Parva componere magnis, есть письмо, содержащееся в «Раннем дневнике Фрэнсис Берни» (ред. миссис А. Р. Эллис, 1889), более полностью апокалиптическое, чем что-либо другое подобного рода, доступное мне. Его автором была Мария Аллен, дочь второй жены доктора Берни, следовательно, сводная сестра очаровательных девушек Берни. Она была молодой леди, которая могла позволить себе расслабиться, как в действии, так и на бумаге, и притом, как судила о ней Фанни, «ветреная, нелепая, необычная, живая, комичная, развлекательная, откровенная и нескрываемая» — или из-за этого — она умудрялась раскрыть свою задыхающуюся и изобильную молодую себя более тщательно, чем многие, более опытные. Вы имеете ее здесь в муках любовного романа, как давно, я не знаю, но теперь явно в плохом состоянии осечки. Это должно было закончиться побегом, почтовой каретой, тайным браком, в духе восемнадцатого века.

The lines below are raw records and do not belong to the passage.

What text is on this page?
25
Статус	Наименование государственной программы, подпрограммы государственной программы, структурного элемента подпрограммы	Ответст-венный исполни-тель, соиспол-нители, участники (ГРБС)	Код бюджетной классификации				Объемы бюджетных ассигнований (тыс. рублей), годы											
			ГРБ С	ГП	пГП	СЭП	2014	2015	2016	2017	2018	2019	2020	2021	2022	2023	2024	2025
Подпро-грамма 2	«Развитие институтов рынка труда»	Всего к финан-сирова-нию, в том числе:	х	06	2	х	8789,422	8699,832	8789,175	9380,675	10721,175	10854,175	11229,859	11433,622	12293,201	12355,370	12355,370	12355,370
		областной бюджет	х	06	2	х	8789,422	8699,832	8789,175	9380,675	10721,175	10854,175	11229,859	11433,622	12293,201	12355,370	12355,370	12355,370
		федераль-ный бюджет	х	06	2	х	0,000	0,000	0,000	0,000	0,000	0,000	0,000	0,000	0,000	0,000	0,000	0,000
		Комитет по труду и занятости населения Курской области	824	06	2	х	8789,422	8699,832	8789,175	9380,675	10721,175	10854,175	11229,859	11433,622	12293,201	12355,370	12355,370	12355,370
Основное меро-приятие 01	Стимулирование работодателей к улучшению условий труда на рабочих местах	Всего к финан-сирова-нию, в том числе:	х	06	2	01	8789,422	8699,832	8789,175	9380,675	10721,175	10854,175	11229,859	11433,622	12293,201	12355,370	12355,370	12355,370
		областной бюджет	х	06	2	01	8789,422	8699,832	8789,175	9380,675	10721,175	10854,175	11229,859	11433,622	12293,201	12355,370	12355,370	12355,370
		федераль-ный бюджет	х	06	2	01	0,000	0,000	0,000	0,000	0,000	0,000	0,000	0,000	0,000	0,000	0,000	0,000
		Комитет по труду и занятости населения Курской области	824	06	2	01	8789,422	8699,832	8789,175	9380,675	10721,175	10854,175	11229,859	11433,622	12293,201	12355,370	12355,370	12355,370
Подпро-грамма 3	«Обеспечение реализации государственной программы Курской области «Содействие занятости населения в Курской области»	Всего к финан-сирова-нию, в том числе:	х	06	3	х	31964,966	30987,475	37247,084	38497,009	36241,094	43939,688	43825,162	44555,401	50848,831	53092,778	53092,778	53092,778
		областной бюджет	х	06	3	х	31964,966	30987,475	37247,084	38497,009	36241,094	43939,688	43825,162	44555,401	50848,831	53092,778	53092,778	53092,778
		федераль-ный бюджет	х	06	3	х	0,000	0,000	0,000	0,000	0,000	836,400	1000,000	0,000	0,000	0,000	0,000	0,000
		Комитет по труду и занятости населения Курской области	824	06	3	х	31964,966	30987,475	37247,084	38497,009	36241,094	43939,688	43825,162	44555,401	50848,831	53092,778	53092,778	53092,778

Вот оно в более раннем состоянии, все омертвение, надувание губ и пожимание плечами. Я воспроизвожу его с пунктуацией Марии, которая показывает, что оно происходило, как, несомненно, она сама, в одышке:

«Я была на Ассамблее, вынуждена была пойти совершенно против своего собственного Склонения. Но я всегда жертвовала своими собственными Склонениями воле других людей — не могла устоять перед настойчивой Настойчивостью — Бет Диккенс — пойти — хотя это оказалось Ужасно глупо. Я пила чай у — сказала старому Тернеру — я была полна решимости не танцевать — он не хотел мне верить — последовало пари — полкроны при условии, что я последую своим собственным Склонениям — согласилась — мистер Одли пригласил меня. Я отказалась — сидела смирно — все же следовала своим собственным Склонениям. Но четыре пары начали — Мартин (c'était Lui) был там — все же глупо — n'importe — совершенно Безразлично — с обеих сторон — С кем мне было — разговаривать весь Вечер — не подруга — никого там — не знакомая — Все Танцуют — кто тогда — я забыла — n'importe — я сломала свою серьгу — как — небо знает — глупо достаточно — нельзя всегда сохранять Маску Мудрости — ну n'importe я танцевала Менуэт а катр в конце Вечера — с глупым Негодяем — нужно ли мне называть его — Они танцевали котильоны почти всю Ночь — два сета — все же я не присоединилась к ним — Мисс Дженни Хокинс танцевала — с кем — не можешь угадать — ну — n'importe———»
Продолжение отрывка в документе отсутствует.